If this budget goes through mostly unchallenged, by the time its effects manifest in our society, they will be incredibly difficult, if not impossible, to reverse. We must oppose it vigorously at every step now, before it gains the force of law.
Commentary — The Problems with Uber in Upstate NY
April 17, 2017
ROCDSA member Ryan Brister
Uber is coming to Upstate New York. As part of the state’s recently-approved budget, ride-sharing companies like Uber and Lyft will be allowed to operate outside of New York City for the first time.
Democratic governor Andrew Cuomo has long pushed for this expansion, and upstate lawmakers have gone along. They view ride-sharing as a sort of economic boon, bringing with it thousands of jobs.
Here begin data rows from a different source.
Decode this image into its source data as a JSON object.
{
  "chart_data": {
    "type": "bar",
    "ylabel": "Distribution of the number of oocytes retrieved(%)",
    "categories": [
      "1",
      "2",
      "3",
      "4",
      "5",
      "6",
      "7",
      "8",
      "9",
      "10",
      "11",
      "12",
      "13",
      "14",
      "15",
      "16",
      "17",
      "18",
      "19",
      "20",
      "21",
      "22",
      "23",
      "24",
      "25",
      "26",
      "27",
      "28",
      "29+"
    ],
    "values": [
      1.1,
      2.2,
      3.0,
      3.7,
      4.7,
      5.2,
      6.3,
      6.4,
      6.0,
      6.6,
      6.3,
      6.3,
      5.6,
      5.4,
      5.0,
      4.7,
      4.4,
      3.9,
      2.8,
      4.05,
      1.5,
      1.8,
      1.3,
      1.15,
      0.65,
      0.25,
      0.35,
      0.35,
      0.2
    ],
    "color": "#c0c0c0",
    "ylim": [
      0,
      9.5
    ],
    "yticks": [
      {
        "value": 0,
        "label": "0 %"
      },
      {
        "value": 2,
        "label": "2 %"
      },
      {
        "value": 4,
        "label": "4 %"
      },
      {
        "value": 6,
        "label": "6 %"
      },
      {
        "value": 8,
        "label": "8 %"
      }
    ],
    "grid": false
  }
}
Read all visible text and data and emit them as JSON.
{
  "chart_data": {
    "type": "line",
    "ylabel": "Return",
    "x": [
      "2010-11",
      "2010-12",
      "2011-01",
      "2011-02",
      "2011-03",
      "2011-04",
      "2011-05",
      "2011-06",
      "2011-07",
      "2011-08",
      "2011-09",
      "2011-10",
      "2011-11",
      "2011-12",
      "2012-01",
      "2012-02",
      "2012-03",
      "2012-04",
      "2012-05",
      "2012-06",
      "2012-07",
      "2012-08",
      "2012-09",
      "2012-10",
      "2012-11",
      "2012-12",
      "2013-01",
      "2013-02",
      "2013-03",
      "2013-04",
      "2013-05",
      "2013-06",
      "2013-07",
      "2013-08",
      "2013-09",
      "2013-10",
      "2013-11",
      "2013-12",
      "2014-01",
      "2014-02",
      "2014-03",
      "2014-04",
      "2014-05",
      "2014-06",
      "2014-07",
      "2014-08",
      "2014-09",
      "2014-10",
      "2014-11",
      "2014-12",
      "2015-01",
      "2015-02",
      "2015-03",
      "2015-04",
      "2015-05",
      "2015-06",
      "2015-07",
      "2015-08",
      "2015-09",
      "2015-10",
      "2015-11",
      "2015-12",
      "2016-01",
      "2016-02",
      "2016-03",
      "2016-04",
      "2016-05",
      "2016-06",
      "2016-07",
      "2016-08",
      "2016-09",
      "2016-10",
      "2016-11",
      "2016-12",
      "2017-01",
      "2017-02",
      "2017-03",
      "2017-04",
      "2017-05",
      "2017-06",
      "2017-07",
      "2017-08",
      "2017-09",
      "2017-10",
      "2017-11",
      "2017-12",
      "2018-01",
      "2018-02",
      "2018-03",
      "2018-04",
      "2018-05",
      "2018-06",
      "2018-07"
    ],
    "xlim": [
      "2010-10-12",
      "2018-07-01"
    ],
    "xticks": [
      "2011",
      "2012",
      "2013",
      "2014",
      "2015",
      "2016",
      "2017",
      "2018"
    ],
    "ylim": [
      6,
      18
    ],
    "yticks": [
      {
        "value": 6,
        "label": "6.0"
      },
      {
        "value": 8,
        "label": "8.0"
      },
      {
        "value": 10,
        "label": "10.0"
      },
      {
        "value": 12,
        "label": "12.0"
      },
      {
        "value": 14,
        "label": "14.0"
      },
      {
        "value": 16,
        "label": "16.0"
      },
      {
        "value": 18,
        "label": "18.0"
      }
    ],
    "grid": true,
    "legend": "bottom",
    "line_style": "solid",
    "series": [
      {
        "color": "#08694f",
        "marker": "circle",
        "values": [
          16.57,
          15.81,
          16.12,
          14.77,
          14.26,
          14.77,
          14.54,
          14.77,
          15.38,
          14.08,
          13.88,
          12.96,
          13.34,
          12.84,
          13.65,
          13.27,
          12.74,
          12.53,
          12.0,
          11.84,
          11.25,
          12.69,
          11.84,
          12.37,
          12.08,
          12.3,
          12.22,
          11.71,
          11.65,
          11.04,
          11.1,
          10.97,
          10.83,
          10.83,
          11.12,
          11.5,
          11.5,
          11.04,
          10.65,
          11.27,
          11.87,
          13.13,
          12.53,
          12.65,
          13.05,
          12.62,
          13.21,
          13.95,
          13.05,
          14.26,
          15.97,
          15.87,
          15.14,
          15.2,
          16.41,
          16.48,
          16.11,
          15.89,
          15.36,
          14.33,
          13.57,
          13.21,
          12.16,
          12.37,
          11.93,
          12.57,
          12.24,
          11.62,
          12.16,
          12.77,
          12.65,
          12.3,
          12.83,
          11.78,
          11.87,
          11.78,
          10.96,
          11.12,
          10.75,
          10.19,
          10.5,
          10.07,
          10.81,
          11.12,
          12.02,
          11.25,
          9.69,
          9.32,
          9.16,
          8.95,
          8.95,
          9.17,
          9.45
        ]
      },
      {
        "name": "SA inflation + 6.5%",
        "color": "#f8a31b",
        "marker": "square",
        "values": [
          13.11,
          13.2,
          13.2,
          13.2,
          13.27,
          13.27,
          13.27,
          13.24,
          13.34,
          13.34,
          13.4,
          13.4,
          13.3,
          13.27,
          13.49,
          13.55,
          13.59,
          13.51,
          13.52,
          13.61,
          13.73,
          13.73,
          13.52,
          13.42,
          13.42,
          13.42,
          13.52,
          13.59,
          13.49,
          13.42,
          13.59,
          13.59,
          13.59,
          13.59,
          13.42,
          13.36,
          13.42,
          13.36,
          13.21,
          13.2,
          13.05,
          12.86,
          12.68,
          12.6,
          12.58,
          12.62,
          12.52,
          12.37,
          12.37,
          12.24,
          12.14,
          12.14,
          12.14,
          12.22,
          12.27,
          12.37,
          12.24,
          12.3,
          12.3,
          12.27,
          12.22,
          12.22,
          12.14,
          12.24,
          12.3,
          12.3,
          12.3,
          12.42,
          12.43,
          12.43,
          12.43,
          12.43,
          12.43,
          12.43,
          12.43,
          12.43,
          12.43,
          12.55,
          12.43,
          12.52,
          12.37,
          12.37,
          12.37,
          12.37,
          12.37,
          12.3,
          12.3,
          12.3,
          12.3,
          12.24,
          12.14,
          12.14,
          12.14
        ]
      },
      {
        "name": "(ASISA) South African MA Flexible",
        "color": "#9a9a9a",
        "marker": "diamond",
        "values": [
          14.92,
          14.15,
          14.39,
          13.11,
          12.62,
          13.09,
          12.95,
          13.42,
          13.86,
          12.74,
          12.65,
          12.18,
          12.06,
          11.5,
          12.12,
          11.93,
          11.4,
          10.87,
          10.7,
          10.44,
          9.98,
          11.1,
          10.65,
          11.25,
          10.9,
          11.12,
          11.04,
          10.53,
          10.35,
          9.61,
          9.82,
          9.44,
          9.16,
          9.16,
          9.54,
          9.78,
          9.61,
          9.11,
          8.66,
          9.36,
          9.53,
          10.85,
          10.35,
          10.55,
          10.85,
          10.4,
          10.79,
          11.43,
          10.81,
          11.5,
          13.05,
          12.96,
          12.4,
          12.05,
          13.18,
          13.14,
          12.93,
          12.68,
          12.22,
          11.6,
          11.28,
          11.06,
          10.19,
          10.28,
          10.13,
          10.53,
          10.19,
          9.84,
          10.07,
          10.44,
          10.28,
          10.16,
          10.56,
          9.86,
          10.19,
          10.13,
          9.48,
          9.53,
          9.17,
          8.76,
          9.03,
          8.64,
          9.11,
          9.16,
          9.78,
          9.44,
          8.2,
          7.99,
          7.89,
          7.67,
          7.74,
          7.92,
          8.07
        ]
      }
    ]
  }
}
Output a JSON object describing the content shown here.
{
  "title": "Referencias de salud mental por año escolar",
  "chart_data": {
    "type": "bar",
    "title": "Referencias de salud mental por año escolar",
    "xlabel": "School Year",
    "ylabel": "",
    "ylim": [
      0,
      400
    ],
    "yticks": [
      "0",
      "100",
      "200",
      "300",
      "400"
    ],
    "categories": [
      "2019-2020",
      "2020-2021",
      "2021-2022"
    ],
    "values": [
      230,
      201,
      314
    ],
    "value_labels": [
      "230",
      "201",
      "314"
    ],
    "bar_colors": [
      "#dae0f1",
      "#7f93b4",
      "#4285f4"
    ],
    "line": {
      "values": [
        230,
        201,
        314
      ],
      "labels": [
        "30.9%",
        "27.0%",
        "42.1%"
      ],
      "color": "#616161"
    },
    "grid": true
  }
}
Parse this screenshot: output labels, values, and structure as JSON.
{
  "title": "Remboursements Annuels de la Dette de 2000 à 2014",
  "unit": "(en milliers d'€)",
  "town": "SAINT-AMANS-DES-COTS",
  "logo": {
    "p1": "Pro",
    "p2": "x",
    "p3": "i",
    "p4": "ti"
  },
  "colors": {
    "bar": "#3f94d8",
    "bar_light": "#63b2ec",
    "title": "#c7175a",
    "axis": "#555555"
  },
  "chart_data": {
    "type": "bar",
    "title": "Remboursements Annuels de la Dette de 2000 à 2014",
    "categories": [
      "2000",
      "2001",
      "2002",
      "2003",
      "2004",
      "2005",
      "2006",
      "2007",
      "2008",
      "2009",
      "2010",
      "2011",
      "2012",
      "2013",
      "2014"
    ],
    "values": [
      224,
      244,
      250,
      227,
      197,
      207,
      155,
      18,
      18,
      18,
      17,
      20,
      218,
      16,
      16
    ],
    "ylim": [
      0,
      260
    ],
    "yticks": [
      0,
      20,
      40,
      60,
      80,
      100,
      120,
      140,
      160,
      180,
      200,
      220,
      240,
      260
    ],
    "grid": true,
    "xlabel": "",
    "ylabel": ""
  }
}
“Ride-sharing will mean more jobs, safer roads, and better transit options for my community and those like it across Upstate,” said state senator Rich Funke.
If only that were true.
Across the country, Uber has created such reliable jobs that drivers are spending nights in parking lots, sleeping in their cars. Lyft is celebrating a driver who continued to work while she went into labor. Even these jobs, insufficient to meet the needs of workers, are tenuous, given the companies’ public desire to replace its drivers with autonomous cars in the near future.
Ride-sharing companies and the rest of the so-called gig economy tout the flexibility and choice they offer their workers. But this is a freedom hamstrung by limited job options in a struggling economy and exploitative deals where drivers’ income goes directly to the company in exchange for an onerous loan. The real choices here are enjoyed by the companies, who are free to choose not to provide a living wage, not to pay taxes towards public services, and not to ensure riders’ safety.
It is telling that one of the sticking points in the NY legislature’s efforts was whether ride-sharing companies should be required to provide workers’ comp. Uber’s desire not to pay the costs incurred by its injured workers is not incidental, but right in line with its corporate ethos. To the extent that these companies are profitable, it is through the exploitation of workers, and the avoidance of basic responsibilities that have traditionally fallen upon employers.
The freedom to sleep in a parking lot is not the sort of liberation upstate requires. What cities upstate need are robust public transit systems that serve the interests of communities rather than the bottom lines of California tech giants. That is the route to improved safety and choices for upstate.
At a time when millennials are increasingly foregoing the expenses of car ownership, a lack of public transit is a generational issue. Young people are seeking out cities where they can get around without having to drive. Uber should not be their only option.
If it is inevitable that Uber and Lyft will arrive Upstate, the taxes taken from them should go directly towards public alternatives in transportation. Existing services, like RTS here in Rochester, have limited funding and limited routes that leave many in the area unable to make use of them. Larger cities like NYC have the tax bases to properly fund-public transit, but Upstate is currently caught in a sort of limbo.
Improved public transportation would achieve many of the claimed benefits of ride-sharing without sacrificing rider safety or workers’ rights. Additionally, it would do so with fewer carbon emissions, less impact on traffic, and cheaper commutes for riders. And the money generated from it would stay in Upstate, rather than being siphoned off as profits for Bay Area techies.